I don't know what is the error in it.
Tthis is the code:
package com.mycompany.nutch.indexing;
import org.apache.hadoop.conf.Configuration;
import org.apache.hadoop.io.Text;
import org.apache.log4j.Logger;
import org.apache.nutch.crawl.CrawlDatum;
import org.apache.nutch.crawl.Inlinks;
import org.apache.nutch.indexer.IndexingException;
import org.apache.nutch.indexer.IndexingFilter;
import org.apache.nutch.indexer.NutchDocument;
import org.apache.nutch.parse.getData().parse.getData();
public class InvalidUrlIndexFilter implements IndexingFilter {
private static final Logger LOGGER =
Logger.getLogger(InvalidUrlIndexFilter.class);
private Configuration conf;
public void addIndexBackendOptions(Configuration conf) {
// NOOP
return;
}
public NutchDocument filter(NutchDocument doc, Parse parse, Text url,
CrawlDatum datum, Inlinks inlinks) throws IndexingException {
if (url == null) {
return null;
}
char[] parse.getData() = input.trim().toCharArray();
for(int p=0;p<parse.getData().length;p++)
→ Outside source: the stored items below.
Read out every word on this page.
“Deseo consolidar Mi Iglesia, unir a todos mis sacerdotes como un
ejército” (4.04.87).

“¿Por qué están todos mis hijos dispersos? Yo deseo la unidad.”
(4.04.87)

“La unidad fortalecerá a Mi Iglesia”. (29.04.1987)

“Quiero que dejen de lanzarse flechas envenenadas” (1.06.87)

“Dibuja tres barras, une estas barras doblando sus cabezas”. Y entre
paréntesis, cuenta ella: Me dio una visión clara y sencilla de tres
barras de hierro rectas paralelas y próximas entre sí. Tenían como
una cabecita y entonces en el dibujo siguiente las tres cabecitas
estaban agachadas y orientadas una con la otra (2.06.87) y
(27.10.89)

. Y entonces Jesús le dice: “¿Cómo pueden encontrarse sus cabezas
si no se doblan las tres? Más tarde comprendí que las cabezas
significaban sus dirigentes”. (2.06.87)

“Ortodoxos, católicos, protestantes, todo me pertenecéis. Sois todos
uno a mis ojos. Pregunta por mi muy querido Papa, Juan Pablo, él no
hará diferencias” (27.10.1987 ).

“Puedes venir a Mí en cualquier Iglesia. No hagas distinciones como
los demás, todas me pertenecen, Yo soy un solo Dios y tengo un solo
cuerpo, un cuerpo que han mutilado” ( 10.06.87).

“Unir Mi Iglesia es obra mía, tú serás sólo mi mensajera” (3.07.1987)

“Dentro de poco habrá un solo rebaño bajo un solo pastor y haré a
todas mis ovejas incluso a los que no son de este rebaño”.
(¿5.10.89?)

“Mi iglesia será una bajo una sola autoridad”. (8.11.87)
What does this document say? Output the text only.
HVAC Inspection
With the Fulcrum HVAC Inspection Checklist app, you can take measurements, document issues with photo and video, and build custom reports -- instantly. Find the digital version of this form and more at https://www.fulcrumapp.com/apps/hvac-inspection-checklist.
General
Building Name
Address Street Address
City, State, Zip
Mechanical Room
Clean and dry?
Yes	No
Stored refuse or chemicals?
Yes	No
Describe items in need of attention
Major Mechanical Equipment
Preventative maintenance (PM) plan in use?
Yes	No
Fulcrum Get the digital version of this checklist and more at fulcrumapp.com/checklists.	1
if(!(parse.getData()[p]=='َ'||parse.getData()[p]=='ً'||parse.getData()[p]=='ُ'||parse.getData()[p]=='ِ'||parse.getData()[p]=='ٍ'||parse.getData()[p]=='ٌ' ||parse.getData()[p]=='ّ'||parse.getData()[p]=='ْ' ||parse.getData()[p]=='"' ))
new String.append(parse.getData()[p]);
return doc;
}
public Configuration getConf() {
return conf;
}
public void setConf(Configuration conf) {
this.conf = conf;
}
}
I think that the error is in using parse.getdata() but I don't know what I should use instead of it?
The line
char[] parse.getData() = input.trim().toCharArray();
will give you a compile error because the left hand side is not a variable. Please replace parse.getData() by a unique variable name (e.g. parsedData) in this line and the following lines.
Second the import of
import org.apache.nutch.parse.getData().parse.getData();
will also fail. Looks a lot like a text replace issue.